Toronto recently added a Day Eleven, but I didn't book my flight accordingly, so this is my final festival report. I caught up with a number of Toronto premieres in my last two days, my favorite of which was a hometown item, Yonah Lewis and Calvin Thomas's low-budget Amy George. Leading with a few showy missteps that made me fear the worst, the film quickly settles into a interesting groove as it observes the foibles of a hippie Toronto family and their 13-year-old son, an articulate and thoughtful boy who nonetheless makes some very awkward moves as he struggles with the blooming of sexual desire. Driven by a wonderful lead performance by young Gabriel del Castillo Mullally, the film remains true to a specific social environment, and its events, however large in the mind of its protagonist, are no more than ripples on the surface of its undemonstrative observational style. It's a sign of Lewis and Thomas's subtle unconventionality that the boy's turbulent emotions are finally and movingly calmed by a character who had been discredited by earlier events. (Martin Bilodeau's writeup for the festival web site is a rare instance of a publicity blurb that captures the film beautifully.)

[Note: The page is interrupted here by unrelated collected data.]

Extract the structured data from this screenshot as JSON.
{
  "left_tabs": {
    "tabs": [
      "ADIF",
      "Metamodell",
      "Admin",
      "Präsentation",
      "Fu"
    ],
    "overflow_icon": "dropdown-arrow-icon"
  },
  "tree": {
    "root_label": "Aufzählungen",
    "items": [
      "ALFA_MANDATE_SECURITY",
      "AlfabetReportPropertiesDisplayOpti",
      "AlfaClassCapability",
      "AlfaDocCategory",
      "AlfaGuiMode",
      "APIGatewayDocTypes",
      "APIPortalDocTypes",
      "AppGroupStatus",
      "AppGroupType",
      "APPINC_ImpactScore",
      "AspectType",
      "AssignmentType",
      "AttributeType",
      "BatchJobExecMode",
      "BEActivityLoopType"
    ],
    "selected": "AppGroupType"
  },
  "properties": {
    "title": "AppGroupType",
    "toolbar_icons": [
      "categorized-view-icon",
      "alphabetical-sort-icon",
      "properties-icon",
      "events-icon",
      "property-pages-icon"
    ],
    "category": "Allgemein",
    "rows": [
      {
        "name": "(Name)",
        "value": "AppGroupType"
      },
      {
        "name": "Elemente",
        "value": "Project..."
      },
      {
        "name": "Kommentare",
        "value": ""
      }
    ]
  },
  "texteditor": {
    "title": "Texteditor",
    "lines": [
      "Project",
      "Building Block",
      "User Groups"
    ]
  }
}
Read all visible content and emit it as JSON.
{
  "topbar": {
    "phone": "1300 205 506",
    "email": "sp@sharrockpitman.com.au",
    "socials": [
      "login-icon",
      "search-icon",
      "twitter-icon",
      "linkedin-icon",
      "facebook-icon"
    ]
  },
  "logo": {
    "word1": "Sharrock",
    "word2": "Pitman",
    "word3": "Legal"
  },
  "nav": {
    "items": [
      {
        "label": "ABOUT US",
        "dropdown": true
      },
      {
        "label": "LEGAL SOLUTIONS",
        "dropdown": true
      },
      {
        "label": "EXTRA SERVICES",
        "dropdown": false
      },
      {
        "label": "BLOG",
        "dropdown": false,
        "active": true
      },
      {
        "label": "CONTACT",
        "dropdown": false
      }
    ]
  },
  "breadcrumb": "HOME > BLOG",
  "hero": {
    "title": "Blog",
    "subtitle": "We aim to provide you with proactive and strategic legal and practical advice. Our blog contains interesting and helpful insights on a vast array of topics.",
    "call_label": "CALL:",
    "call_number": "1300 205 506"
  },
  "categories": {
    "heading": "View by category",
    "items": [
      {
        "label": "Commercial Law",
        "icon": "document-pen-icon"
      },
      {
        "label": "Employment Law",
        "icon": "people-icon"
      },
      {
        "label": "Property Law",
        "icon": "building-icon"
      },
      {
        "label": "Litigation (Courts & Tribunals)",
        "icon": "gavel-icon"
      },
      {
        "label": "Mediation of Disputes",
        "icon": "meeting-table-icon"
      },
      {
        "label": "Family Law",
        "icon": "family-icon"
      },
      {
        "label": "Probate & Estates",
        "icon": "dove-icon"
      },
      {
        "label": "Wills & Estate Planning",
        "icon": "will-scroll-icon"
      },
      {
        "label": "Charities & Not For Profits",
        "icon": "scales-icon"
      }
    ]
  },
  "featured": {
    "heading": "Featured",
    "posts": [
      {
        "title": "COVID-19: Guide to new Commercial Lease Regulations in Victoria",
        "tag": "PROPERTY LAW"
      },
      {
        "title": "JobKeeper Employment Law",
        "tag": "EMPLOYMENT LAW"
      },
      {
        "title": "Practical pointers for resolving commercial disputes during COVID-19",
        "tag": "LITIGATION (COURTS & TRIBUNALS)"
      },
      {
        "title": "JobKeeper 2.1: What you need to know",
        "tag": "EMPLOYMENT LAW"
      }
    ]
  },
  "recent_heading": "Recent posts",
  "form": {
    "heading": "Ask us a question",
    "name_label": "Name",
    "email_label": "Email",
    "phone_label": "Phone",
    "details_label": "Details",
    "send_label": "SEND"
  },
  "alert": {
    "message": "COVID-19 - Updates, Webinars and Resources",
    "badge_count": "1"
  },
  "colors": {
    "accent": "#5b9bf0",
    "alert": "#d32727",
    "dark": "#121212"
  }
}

Helvécio Marins Jr. and Clarissa Campolina's Venice premiere Swirl is a gentle, appealing mood piece about an octogenarian in a village in Northeastern Brazil who is coping with the recent death of her husband. A strong personality who likes to shoot guns and still attends dances, the old woman expresses eloquently the philosophical temperament and acceptance of life's vicissitudes that the first-time filmmakers manage to find in all the villagers, old and young. The film is perhaps not formally impeccable, but its slow rhythms and sunlit stillness gradually create an edge-of-the-world tranquility without sacrificing our engagement with the people.
Moroccan director Ismaël Ferroukhi, who made the fine 2004 Le grand voyage, premiered his second feature Free Men (picked up for distribution by Film Movement) in this year's Cannes Classics program. A fictionalized account of Muslim resistance to the German occupation of France during World War II, Free Men strikes me as far less interesting than Ferroukhi's debut: every directorial gesture seems a mere illustration of story. By far the most appealing element is Michael Lonsdale's typically droll performance as the leader of a mosque that shelters Jews.